An erratum (plural errata) is a published notice that corrects a mistake in an earlier article, report, broadcast, or academic paper. In journalism and scholarly publishing, errata are the standard mechanism for fixing factual inaccuracies — misspelled names, wrong dates, misattributed quotes, miscalculated figures, or production errors such as a missing chart — without rewriting or retracting the original work.
The distinction matters for researchers. An erratum typically denotes an error introduced by the publisher (e.g., a typesetting mistake), while a corrigendum denotes an error introduced by the author. A retraction is more severe and withdraws the work entirely, usually for fundamental flaws, fabrication, or plagiarism. Most major outlets and journals — including The New York Times, The Guardian, Nature, The Lancet, and Science — maintain dedicated corrections sections or append correction notices to the original online article.
Best practice in serious newsrooms is to:
- Date and label the correction clearly.
- Preserve the original text so readers can see what changed.
- Specify exactly what was wrong and what the accurate information is.
- Link the correction from both the standalone notice and the original piece.
For Model UN delegates, IR students, and junior analysts, errata are a useful research signal.
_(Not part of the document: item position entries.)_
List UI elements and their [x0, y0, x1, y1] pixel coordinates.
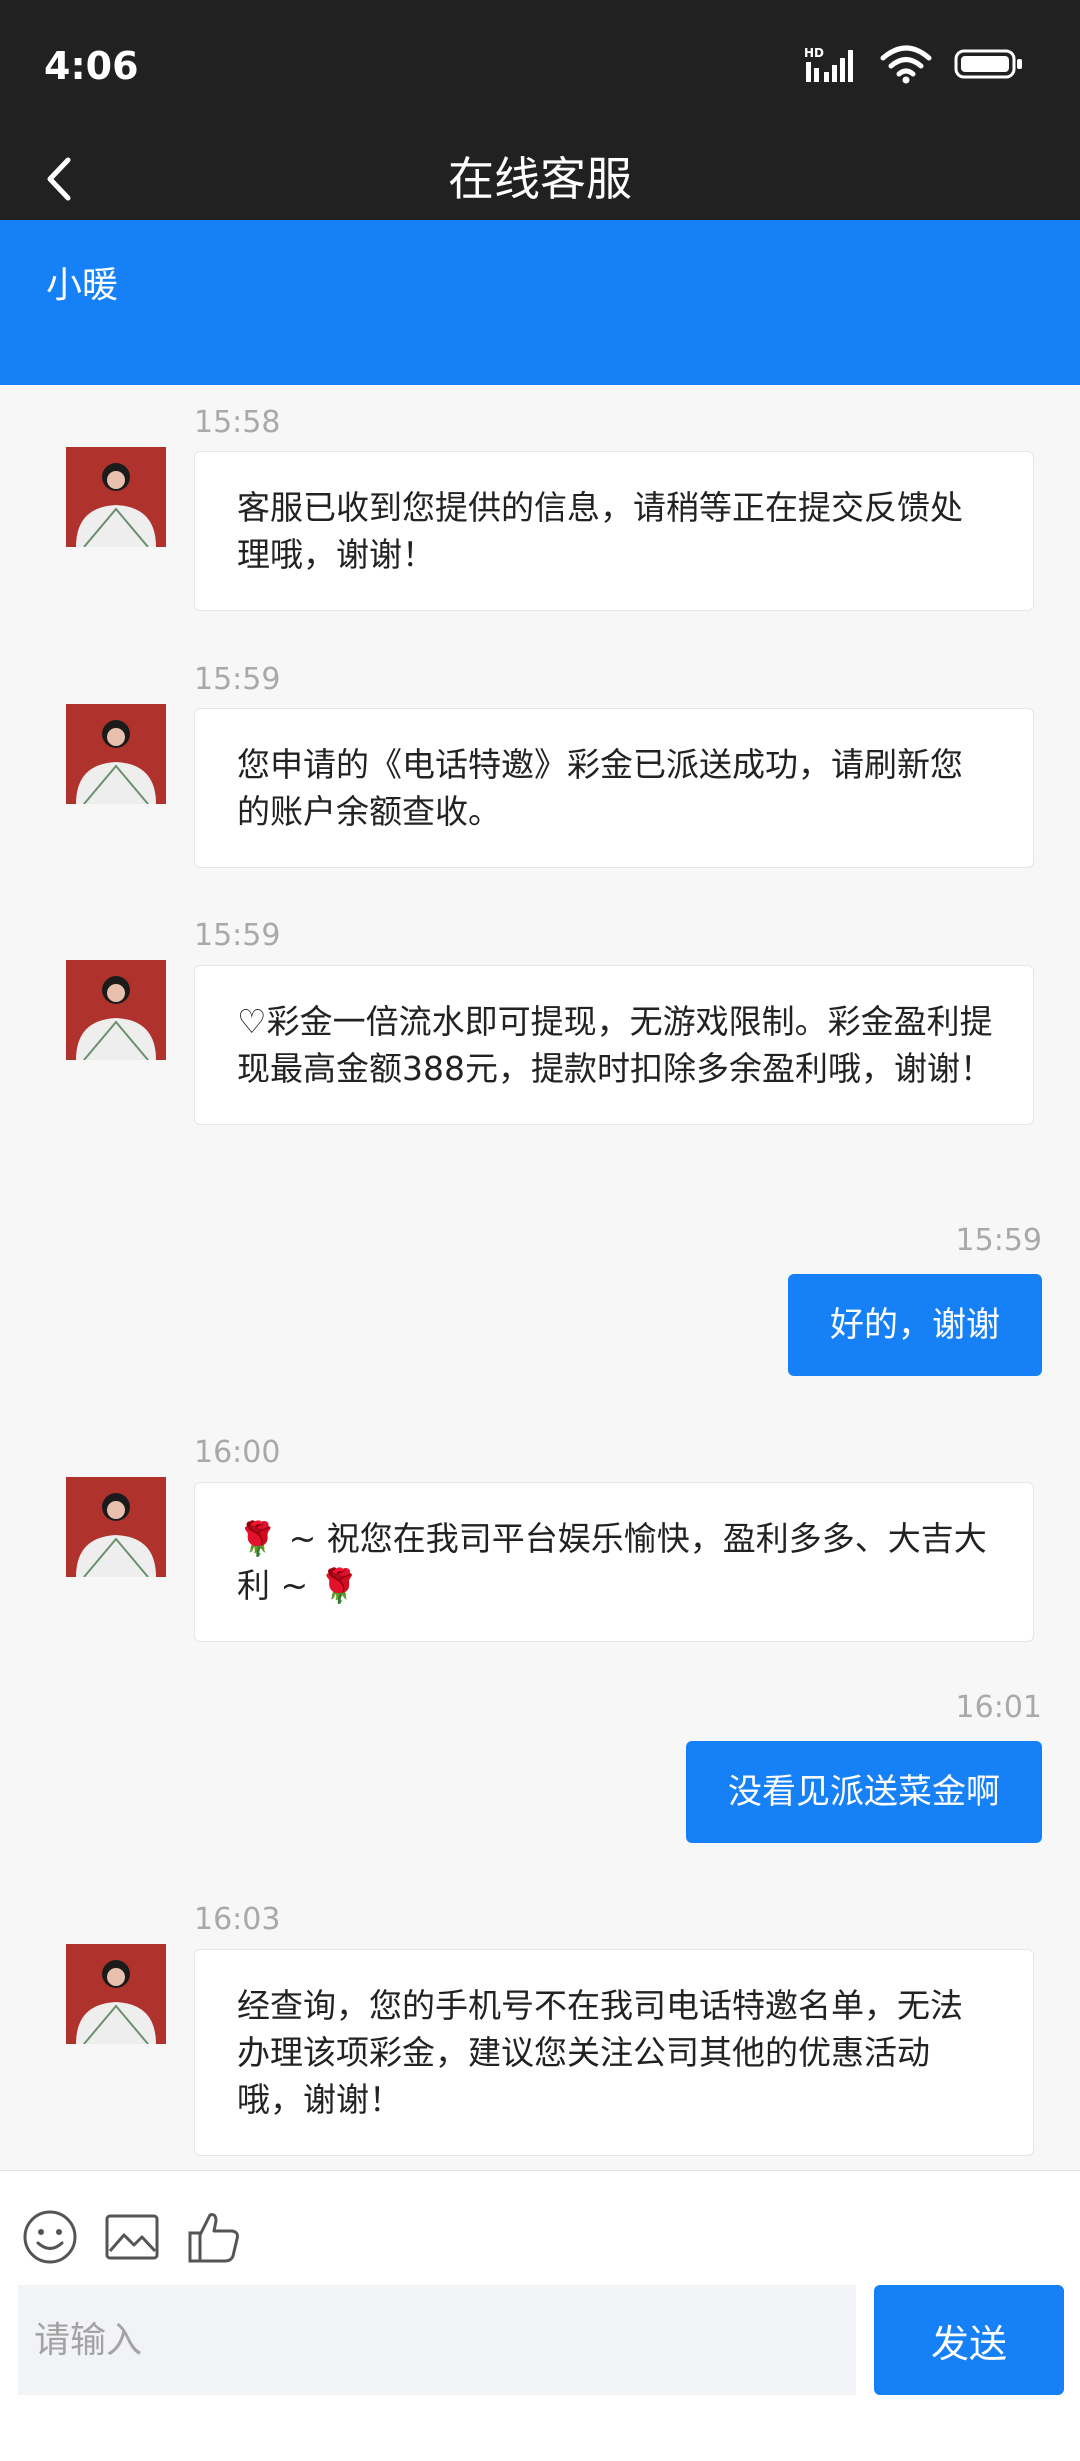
- image-button[interactable]: [102, 2207, 162, 2267]
- incoming-message-bubble[interactable]: 🌹 ~ 祝您在我司平台娱乐愉快，盈利多多、大吉大利 ~ 🌹: [194, 1482, 1034, 1642]
- agent-avatar[interactable]: [66, 1477, 166, 1577]
- message-input[interactable]: [18, 2285, 856, 2395]
- battery-icon: [954, 49, 1022, 79]
- message-timestamp: 16:03: [194, 1902, 281, 1937]
- avatar-portrait-icon: [66, 447, 166, 547]
- incoming-message-bubble[interactable]: 经查询，您的手机号不在我司电话特邀名单，无法办理该项彩金，建议您关注公司其他的优…: [194, 1949, 1034, 2156]
- message-timestamp: 15:59: [955, 1223, 1042, 1258]
- message-timestamp: 16:01: [955, 1690, 1042, 1725]
- wifi-icon: [880, 45, 932, 84]
- chat-message-list[interactable]: 15:58 客服已收到您提供的信息，请稍等正在提交反馈处理哦，谢谢！ 15:59…: [0, 385, 1080, 2170]
- message-timestamp: 15:59: [194, 662, 281, 697]
- thumbs-up-button[interactable]: [184, 2207, 244, 2267]
- hd-label: HD: [804, 46, 824, 60]
- agent-avatar[interactable]: [66, 960, 166, 1060]
- avatar-portrait-icon: [66, 1944, 166, 2044]
- incoming-message-bubble[interactable]: ♡彩金一倍流水即可提现，无游戏限制。彩金盈利提现最高金额388元，提款时扣除多余…: [194, 965, 1034, 1125]
- page-title: 在线客服: [448, 152, 632, 206]
- image-icon: [105, 2214, 159, 2260]
- emoji-icon: [23, 2210, 77, 2264]
- agent-name: 小暖: [46, 265, 119, 306]
- incoming-message-bubble[interactable]: 您申请的《电话特邀》彩金已派送成功，请刷新您的账户余额查收。: [194, 708, 1034, 868]
- agent-banner: 小暖: [0, 220, 1080, 385]
- status-icons: HD: [804, 44, 1024, 84]
- avatar-portrait-icon: [66, 1477, 166, 1577]
- avatar-portrait-icon: [66, 704, 166, 804]
- incoming-message-bubble[interactable]: 客服已收到您提供的信息，请稍等正在提交反馈处理哦，谢谢！: [194, 451, 1034, 611]
- avatar-portrait-icon: [66, 960, 166, 1060]
- message-composer: 发送: [0, 2170, 1080, 2461]
- cellular-signal-icon: HD: [804, 46, 853, 82]
- title-bar: 在线客服: [0, 138, 1080, 220]
- agent-avatar[interactable]: [66, 704, 166, 804]
- send-button[interactable]: 发送: [874, 2285, 1064, 2395]
- agent-avatar[interactable]: [66, 447, 166, 547]
- emoji-button[interactable]: [20, 2207, 80, 2267]
- agent-avatar[interactable]: [66, 1944, 166, 2044]
- outgoing-message-bubble[interactable]: 没看见派送菜金啊: [686, 1741, 1042, 1843]
- message-timestamp: 15:58: [194, 405, 281, 440]
- status-bar: 4:06 HD: [0, 0, 1080, 138]
- thumbs-up-icon: [188, 2213, 239, 2263]
- message-timestamp: 16:00: [194, 1435, 281, 1470]
- status-time: 4:06: [44, 44, 139, 88]
- outgoing-message-bubble[interactable]: 好的，谢谢: [788, 1274, 1042, 1376]
- message-timestamp: 15:59: [194, 918, 281, 953]
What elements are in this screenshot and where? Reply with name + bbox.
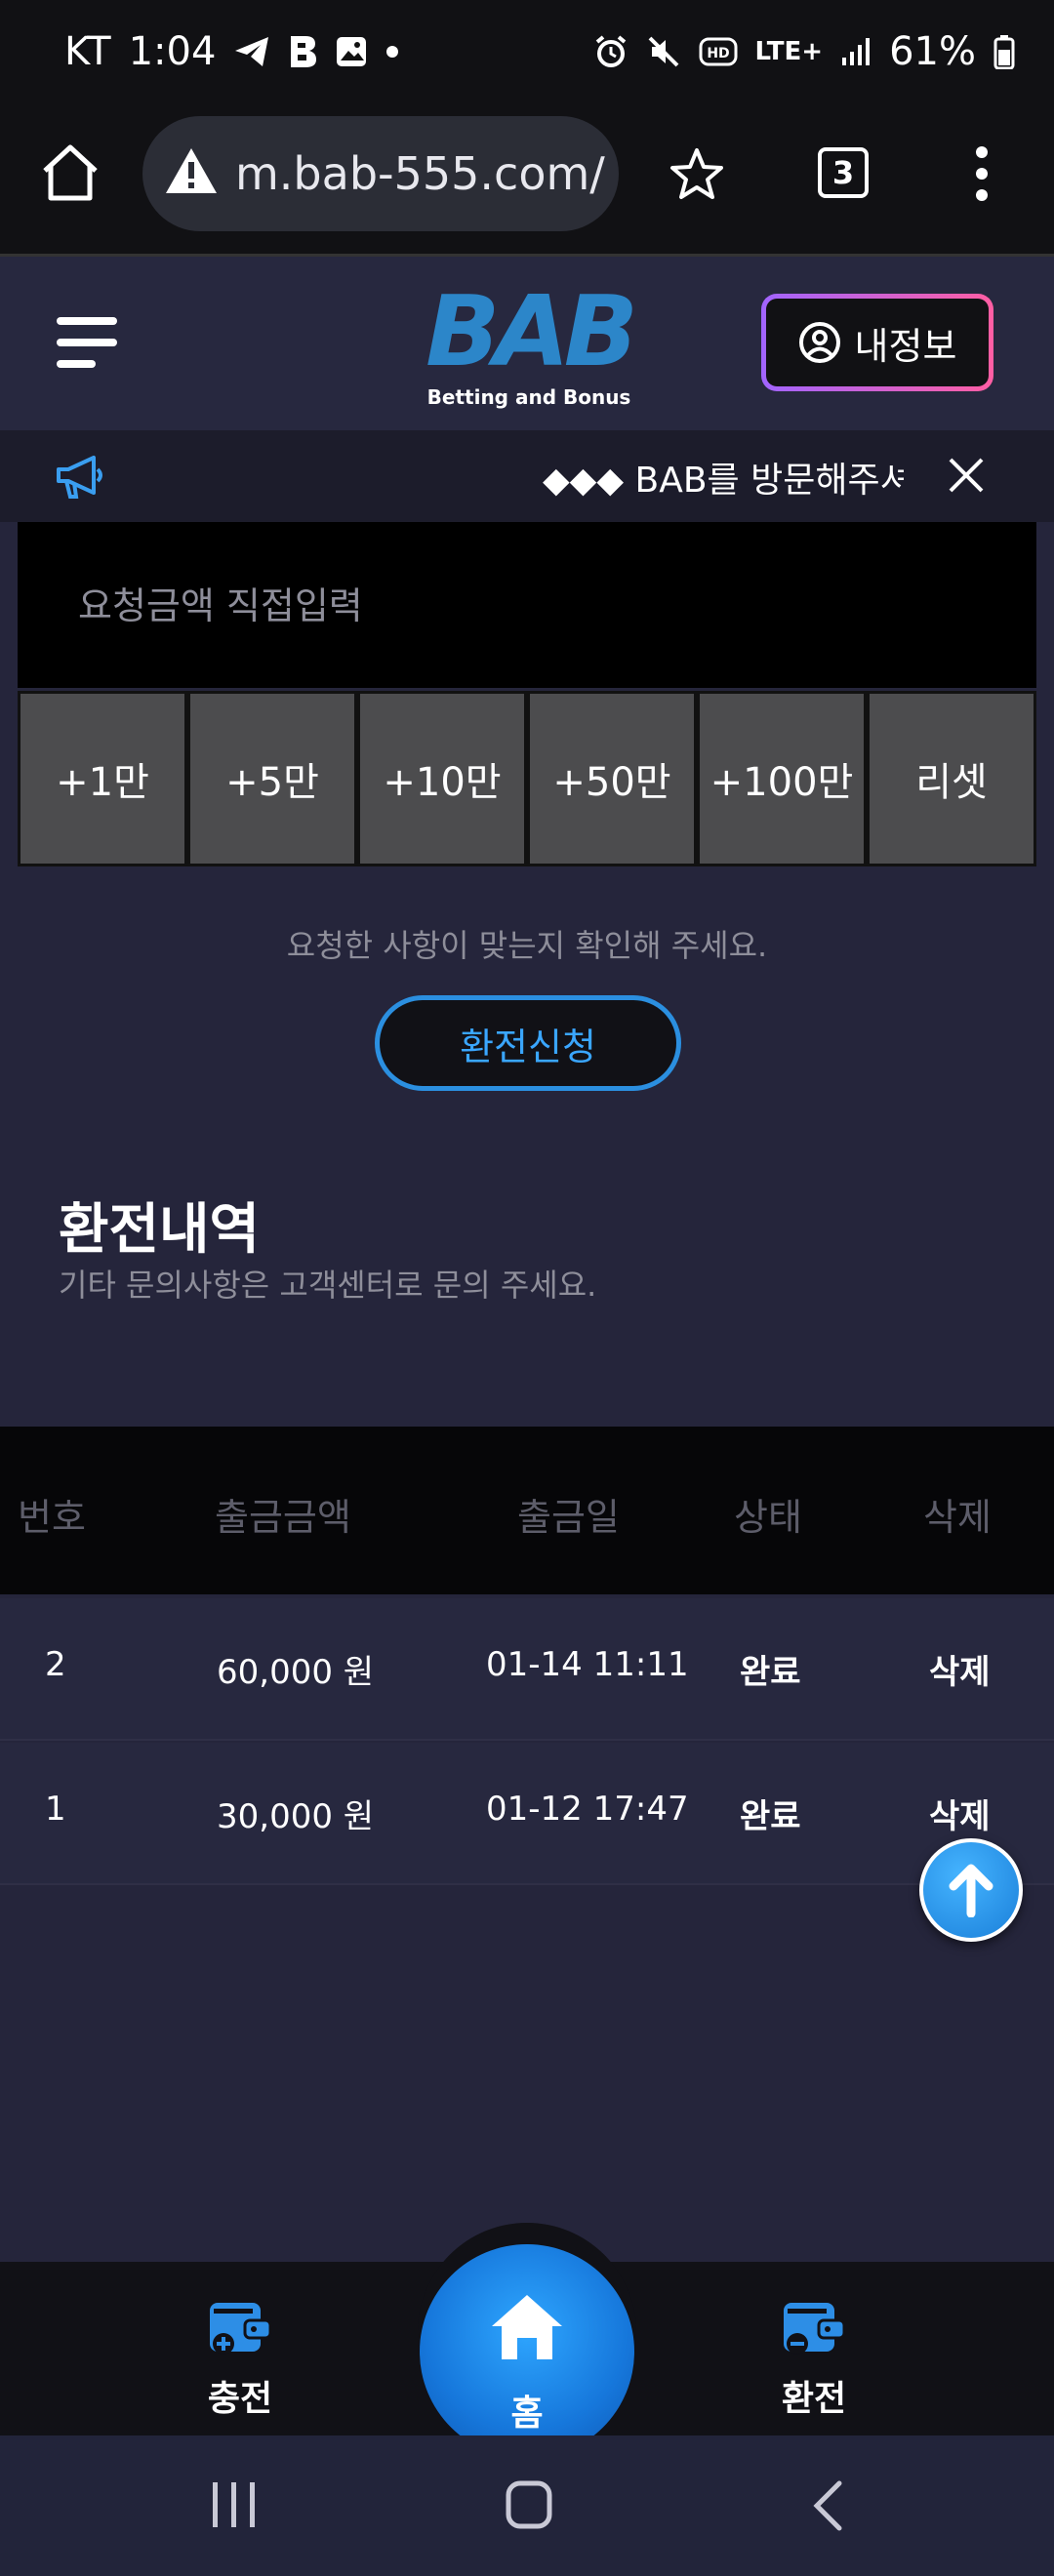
- recent-apps-icon[interactable]: [211, 2480, 258, 2529]
- site-header: BAB Betting and Bonus 내정보: [0, 257, 1054, 430]
- wallet-minus-icon: [784, 2303, 846, 2355]
- battery-icon: [993, 35, 1015, 69]
- row-amount: 30,000 원: [217, 1797, 375, 1836]
- url-text[interactable]: m.bab-555.com/e: [235, 147, 606, 200]
- browser-toolbar: m.bab-555.com/e 3: [0, 112, 1054, 257]
- svg-text:HD: HD: [707, 46, 729, 61]
- row-date: 01-14 11:11: [486, 1645, 689, 1684]
- nav-exchange-label: 환전: [781, 2379, 847, 2419]
- alarm-icon: [595, 35, 626, 67]
- history-title: 환전내역: [59, 1198, 261, 1262]
- network-type: LTE+: [754, 37, 824, 66]
- my-info-label: 내정보: [854, 324, 957, 368]
- url-bar[interactable]: m.bab-555.com/e: [142, 116, 619, 231]
- my-info-button[interactable]: 내정보: [761, 294, 993, 391]
- status-bar: KT 1:04 HD LTE+ 61%: [0, 0, 1054, 112]
- hd-icon: HD: [699, 37, 738, 66]
- row-date: 01-12 17:47: [486, 1790, 689, 1829]
- nav-charge-label: 충전: [207, 2379, 273, 2419]
- logo-tagline: Betting and Bonus: [426, 385, 631, 409]
- notice-text: ◆◆◆ BAB를 방문해주셔: [543, 461, 904, 501]
- col-number: 번호: [18, 1496, 86, 1539]
- user-icon: [798, 322, 840, 363]
- megaphone-icon: [57, 456, 102, 499]
- quick-amount-buttons: +1만 +5만 +10만 +50만 +100만 리셋: [18, 691, 1036, 866]
- row-number: 1: [45, 1790, 66, 1829]
- scroll-to-top-button[interactable]: [919, 1838, 1023, 1942]
- col-date: 출금일: [517, 1496, 620, 1539]
- row-amount: 60,000 원: [217, 1653, 375, 1692]
- logo-text: BAB: [426, 274, 638, 388]
- arrow-up-icon: [949, 1864, 993, 1917]
- nav-exchange[interactable]: 환전: [755, 2297, 872, 2421]
- col-status: 상태: [734, 1496, 802, 1539]
- warning-icon[interactable]: [164, 145, 219, 196]
- home-nav-icon[interactable]: [506, 2480, 552, 2529]
- col-delete: 삭제: [923, 1496, 992, 1539]
- reset-button[interactable]: 리셋: [867, 691, 1036, 866]
- nav-charge[interactable]: 충전: [182, 2297, 299, 2421]
- amount-placeholder: 요청금액 직접입력: [78, 584, 363, 627]
- clock: 1:04: [128, 29, 217, 74]
- amount-input[interactable]: 요청금액 직접입력: [18, 522, 1036, 688]
- table-row: 1 30,000 원 01-12 17:47 완료 삭제: [0, 1743, 1054, 1885]
- row-status: 완료: [740, 1653, 801, 1692]
- confirm-message: 요청한 사항이 맞는지 확인해 주세요.: [286, 927, 768, 964]
- add-1m-button[interactable]: +100만: [697, 691, 867, 866]
- add-100k-button[interactable]: +10만: [357, 691, 527, 866]
- wallet-plus-icon: [210, 2303, 272, 2355]
- table-row: 2 60,000 원 01-14 11:11 완료 삭제: [0, 1598, 1054, 1741]
- carrier: KT: [64, 29, 111, 74]
- add-500k-button[interactable]: +50만: [527, 691, 697, 866]
- hamburger-menu-icon[interactable]: [57, 315, 119, 370]
- notice-bar: ◆◆◆ BAB를 방문해주셔: [0, 430, 1054, 522]
- history-table-header: 번호 출금금액 출금일 상태 삭제: [0, 1427, 1054, 1594]
- site-logo[interactable]: BAB Betting and Bonus: [416, 274, 642, 410]
- col-amount: 출금금액: [215, 1496, 351, 1539]
- back-icon[interactable]: [812, 2480, 843, 2531]
- system-nav-bar: [0, 2435, 1054, 2576]
- add-10k-button[interactable]: +1만: [18, 691, 187, 866]
- row-delete-button[interactable]: 삭제: [929, 1645, 991, 1693]
- status-left: KT 1:04: [64, 29, 399, 74]
- battery-percent: 61%: [889, 29, 976, 74]
- mute-icon: [648, 36, 678, 67]
- signal-icon: [842, 38, 871, 65]
- close-icon[interactable]: [947, 456, 986, 495]
- gallery-icon: [337, 37, 367, 66]
- nav-home-label: 홈: [510, 2394, 544, 2434]
- row-delete-button[interactable]: 삭제: [929, 1790, 991, 1837]
- house-icon: [492, 2295, 562, 2359]
- add-50k-button[interactable]: +5만: [187, 691, 357, 866]
- exchange-request-button[interactable]: 환전신청: [375, 995, 681, 1091]
- more-menu-icon[interactable]: [972, 145, 992, 202]
- b-app-icon: [291, 36, 317, 67]
- status-right: HD LTE+ 61%: [593, 29, 1015, 74]
- dot-icon: [386, 46, 399, 58]
- tab-switcher-button[interactable]: 3: [818, 147, 869, 198]
- telegram-icon: [235, 37, 269, 66]
- home-icon[interactable]: [39, 143, 101, 202]
- bookmark-star-icon[interactable]: [669, 147, 724, 200]
- row-number: 2: [45, 1645, 66, 1684]
- row-status: 완료: [740, 1797, 801, 1836]
- history-subtitle: 기타 문의사항은 고객센터로 문의 주세요.: [59, 1267, 597, 1304]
When citing a news article or journal paper, you should check whether an erratum or corrigendum has been issued — citing a figure that was later corrected undermines a position paper or briefing. Databases such as PubMed and Crossref flag corrections directly on the record, and Retraction Watch tracks the more serious end of the spectrum.
Errata also appear in official documents: the UN Secretariat routinely issues corrigenda to General Assembly and Security Council documents (designated with the suffix Corr.1, Corr.2, etc.), and treaty depositaries publish procès-verbaux of rectification to fix errors in authenticated treaty texts.
Example
In 2023, *The New York Times* appended an erratum to a story on EU energy policy after misstating the year a particular Russian gas pipeline came online.
Frequently asked questions
An erratum corrects an error caused by the publisher (e.g., typesetting), while a corrigendum corrects an error introduced by the author. In practice many outlets use the terms interchangeably.